“L’altra figlia” di Annie Ernaux: lettera ad una sorella, altra sé, mai conosciuta
“L’altra figlia” di Annie Ernaux è un breve romanzo autobiografico edito in italiano nel 2016 da L’orma Editore.
Due donne si incontrano all’inizio di una stradina chiamata rue de l’École. Le rispettive figlie corrono intorno a loro, tentando di acchiapparsi. Complice l’estate, complice l’aria festosa della domenica, Annie è felice.
Ha dieci primavere, ma siamo negli anni ’50, quando si pensava che i bambini potessero comprendere ed essere scandalizzati solo dal sesso: del resto si parlava apertamente in loro presenza, come se non avessero orecchie.
Ed è così che Annie apprende dell’esistenza di Ginette, la sua sorellina morta di difterite due anni e mezzo prima che lei nascesse, dedicando le ultime parole a Gesù e alla Madonna.
Ginette: la figlia santa. La figlia buona.

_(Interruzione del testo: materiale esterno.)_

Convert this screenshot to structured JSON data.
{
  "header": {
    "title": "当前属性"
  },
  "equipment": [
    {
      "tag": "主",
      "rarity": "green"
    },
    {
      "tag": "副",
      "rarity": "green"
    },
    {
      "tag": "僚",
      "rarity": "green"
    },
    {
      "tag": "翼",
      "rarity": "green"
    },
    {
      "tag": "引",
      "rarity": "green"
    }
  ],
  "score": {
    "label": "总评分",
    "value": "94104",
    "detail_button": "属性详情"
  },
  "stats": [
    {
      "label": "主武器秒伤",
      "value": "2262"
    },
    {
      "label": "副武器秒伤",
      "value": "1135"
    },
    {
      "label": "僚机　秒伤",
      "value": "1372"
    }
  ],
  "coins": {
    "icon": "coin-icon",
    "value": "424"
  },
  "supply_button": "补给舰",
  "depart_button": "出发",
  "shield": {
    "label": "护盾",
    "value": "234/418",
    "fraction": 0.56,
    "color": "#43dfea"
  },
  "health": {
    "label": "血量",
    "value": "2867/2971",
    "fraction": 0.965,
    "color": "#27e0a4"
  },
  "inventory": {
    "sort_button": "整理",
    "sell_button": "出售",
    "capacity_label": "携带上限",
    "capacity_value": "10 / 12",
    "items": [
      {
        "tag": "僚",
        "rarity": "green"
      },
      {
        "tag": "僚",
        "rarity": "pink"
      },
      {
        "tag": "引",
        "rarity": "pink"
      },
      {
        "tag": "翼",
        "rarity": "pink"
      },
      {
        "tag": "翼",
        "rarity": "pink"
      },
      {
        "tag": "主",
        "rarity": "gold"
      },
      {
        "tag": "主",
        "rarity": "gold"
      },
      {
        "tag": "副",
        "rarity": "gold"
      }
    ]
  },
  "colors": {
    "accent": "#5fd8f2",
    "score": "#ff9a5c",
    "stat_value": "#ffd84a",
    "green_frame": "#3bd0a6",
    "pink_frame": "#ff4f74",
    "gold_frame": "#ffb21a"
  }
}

Annie è l’altra figlia, quella che non sarebbe mai nata se la prima non avesse lasciato il posto, poiché i genitori, per poca disponibilità di tempo e denaro, avevano optato per un solo erede da crescere.
O Ginette o Annie. Non entrambe.
Ma la figlia rende la propria assenza prepotente urlo di presenza. Nel suo nome mai pronunciato, nel suo letto rosa destinato ad un’altra e nelle foto che la ritraggono quasi infelice c’è celata una vita passata, incontaminata, da cui l’ultima figlia, quella non buona, è esclusa.
Le foto color seppia raccontano una storia, anzi una favola: quella della principessa, buona, più buona dell’altra, che si punge con il fuso e al regno degli uomini preferisce quello dei cieli.
Quel pomeriggio d’estate, muore anche un’altra bambina.
Muore Annie piccola: l’infanzia le viene trucidata davanti senza che possa concedersi lacrime e commiati. Anzi, la bambina, non reggendo al dolore, si suicida, come fece Pavese, una domenica d’agosto del medesimo anno.
Tale condizione di “alterità” condizionerà tutta l’esistenza della donna: la sua crescita; la sua relazione affettiva con il padre e, soprattutto, con la madre; la consapevolezza di se stessa come non buona, come sopravvissuta, come usurpatrice, come ripiego.
Annie soffrirà di disturbi alimentari e di disagi psicologici fino a quando non comprenderà il potere rigenerante della scrittura: nella sua missiva ad una sorella morta, ella, in realtà, ripartorisce la bambina che era.
Come Geppetto con il legno, così la scrittrice, con la carta, crea memoria, ossia una storia familiare in cui trovare posto e sentirsi meno “altra”, creando una demarcazione sottile fra vita e morte, fra se stessa e la sorella. Talmente sottile da essere ponte di incontro.
Lo stile è intimistico, struggente, evocativo, a tratti nudo e lucido come una lama. Non è solo racconto autobiografico personale, è metafora collettiva dell’alterità generazionale e corale, costellata di numerose citazioni letterarie.